International Monetary Fund.
Bangladesh has made progress in maintaining macroeconomic stability and advancing reforms, but the economy continues to face significant macro-financial challenges due to weak tax revenue, vulnerabilities in the financial sector, and elevated inflation, the International Monetary Fund (IMF) said on 13 November.
“Bold policies to address fiscal and financial sector challenges are critical to restore strong and inclusive growth while safeguarding fiscal sustainability and macro-financial stability,” said Chris Papageorgiou, who led the IMF’s latest 13-day review mission in Bangladesh.
The IMF warned that downside risks remain substantial, particularly if policy responses are delayed or insufficient. The observations came during an online press briefing following the mission, which assessed the fifth review of Bangladesh’s Extended Credit Facility (ECF), Extended Fund Facility (EFF), and Resilience and Sustainability Facility (RSF).
Economic outlook and reforms
Bangladesh’s GDP growth slowed to 3.7% in FY25 from 4.2% in FY24, reflecting production delays during recent unrest, a tighter policy mix, and heightened uncertainty. Headline inflation fell from double-digit levels earlier in the year but remained elevated at 8.2% in October.
“Authorities have made notable progress in maintaining macroeconomic stability. Foreign exchange reserves have begun to rebuild following the May exchange rate reform,” the IMF said. However, the economy still faces challenges from weak tax revenue and undercapitalised banks.
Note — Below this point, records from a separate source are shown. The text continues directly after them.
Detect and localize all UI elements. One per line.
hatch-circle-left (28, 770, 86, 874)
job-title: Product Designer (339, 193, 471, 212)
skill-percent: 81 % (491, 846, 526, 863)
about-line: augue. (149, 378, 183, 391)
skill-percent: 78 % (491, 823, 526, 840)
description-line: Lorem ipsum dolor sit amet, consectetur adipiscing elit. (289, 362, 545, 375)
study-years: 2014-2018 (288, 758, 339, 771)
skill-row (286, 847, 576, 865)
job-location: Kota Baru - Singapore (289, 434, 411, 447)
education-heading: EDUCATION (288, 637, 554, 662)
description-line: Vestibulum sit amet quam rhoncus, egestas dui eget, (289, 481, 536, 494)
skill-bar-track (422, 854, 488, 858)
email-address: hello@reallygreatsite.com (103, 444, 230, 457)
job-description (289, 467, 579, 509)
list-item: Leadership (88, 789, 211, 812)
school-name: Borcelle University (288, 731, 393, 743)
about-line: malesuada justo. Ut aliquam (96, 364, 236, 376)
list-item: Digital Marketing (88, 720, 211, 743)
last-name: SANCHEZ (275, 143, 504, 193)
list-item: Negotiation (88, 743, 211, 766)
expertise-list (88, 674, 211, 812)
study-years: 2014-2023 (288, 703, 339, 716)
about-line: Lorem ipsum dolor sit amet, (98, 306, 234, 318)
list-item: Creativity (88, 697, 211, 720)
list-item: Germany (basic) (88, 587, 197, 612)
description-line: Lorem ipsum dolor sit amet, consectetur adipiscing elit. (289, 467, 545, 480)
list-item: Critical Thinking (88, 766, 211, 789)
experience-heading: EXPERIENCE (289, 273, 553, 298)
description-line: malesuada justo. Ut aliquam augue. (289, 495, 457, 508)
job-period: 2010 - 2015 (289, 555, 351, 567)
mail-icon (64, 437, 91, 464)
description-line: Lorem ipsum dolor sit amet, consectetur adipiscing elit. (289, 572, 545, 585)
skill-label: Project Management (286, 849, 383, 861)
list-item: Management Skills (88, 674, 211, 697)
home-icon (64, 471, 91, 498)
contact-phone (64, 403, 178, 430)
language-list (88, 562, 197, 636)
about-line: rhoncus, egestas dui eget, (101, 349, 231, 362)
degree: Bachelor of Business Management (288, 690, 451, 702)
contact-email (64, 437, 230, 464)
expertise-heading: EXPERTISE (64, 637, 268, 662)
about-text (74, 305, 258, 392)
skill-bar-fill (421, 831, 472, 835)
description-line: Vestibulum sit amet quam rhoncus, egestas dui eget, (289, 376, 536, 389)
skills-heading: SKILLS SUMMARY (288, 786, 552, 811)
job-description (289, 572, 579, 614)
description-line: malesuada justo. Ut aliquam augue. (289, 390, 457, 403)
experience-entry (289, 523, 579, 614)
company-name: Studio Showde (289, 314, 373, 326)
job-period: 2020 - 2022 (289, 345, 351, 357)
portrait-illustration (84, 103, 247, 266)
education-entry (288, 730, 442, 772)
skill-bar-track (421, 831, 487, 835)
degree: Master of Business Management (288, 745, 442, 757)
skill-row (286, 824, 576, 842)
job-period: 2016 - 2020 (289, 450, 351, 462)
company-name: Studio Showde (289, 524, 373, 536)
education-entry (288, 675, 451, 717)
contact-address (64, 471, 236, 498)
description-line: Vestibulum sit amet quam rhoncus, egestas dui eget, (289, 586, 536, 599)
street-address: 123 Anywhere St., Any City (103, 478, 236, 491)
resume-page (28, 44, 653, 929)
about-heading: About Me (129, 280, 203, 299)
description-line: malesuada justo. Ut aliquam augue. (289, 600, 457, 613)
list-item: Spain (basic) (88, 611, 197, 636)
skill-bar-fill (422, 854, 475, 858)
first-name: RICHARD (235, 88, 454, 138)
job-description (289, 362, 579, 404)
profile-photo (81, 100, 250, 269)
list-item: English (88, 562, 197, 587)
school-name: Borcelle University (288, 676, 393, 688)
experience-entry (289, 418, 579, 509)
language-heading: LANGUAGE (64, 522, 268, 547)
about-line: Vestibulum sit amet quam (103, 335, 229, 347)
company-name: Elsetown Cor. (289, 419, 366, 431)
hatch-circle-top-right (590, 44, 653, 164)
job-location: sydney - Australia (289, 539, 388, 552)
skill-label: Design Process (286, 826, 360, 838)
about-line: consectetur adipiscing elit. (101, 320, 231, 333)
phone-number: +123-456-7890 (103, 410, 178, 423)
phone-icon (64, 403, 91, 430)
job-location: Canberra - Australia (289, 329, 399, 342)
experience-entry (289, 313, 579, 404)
Addressing these challenges will require comprehensive tax reforms to create a simpler and fairer system and measures to strengthen the financial sector. With consistent implementation, GDP growth is projected to accelerate to nearly 5% in FY26 and FY27, while inflation is expected to remain high at 8.8% in FY26 before easing to 5.5% in FY27.
Financial sector and fiscal measures
The IMF highlighted the need for a credible, government-wide strategy to address weak banks, including assessing undercapitalisation, estimating fiscal support requirements, and implementing robust restructuring plans with identified funding. Asset Quality Reviews should cover all systemically important and state-owned banks.
“Continued efforts are needed to improve banks’ governance, balance sheet transparency, and frameworks for recovering non-performing loans,” the IMF said. Monetary policy should remain tight to bring inflation back to the 5–6% target range, and authorities should fully implement the new exchange rate regime.
Improving public financial management, containing subsidies, and reallocating resources toward social safety nets and infrastructure are also crucial. Structural reforms should continue to strengthen central bank governance, anti-corruption measures, anti-money laundering frameworks, job creation, and export diversification.
Climate and resilience focus
Bangladesh has made progress under the RSF in climate resilience and financial sector risk management, but the IMF urged rapid scaling up of climate finance to close funding gaps.
“The Fund remains committed to supporting Bangladesh in achieving sustained macroeconomic stability and inclusive growth,” the statement said.
During its mission, the IMF team also met with government departments, Bangladesh Bank officials, and leaders of major political parties to review revenue shortfalls, fiscal and borrowing plans, and broader reform agendas.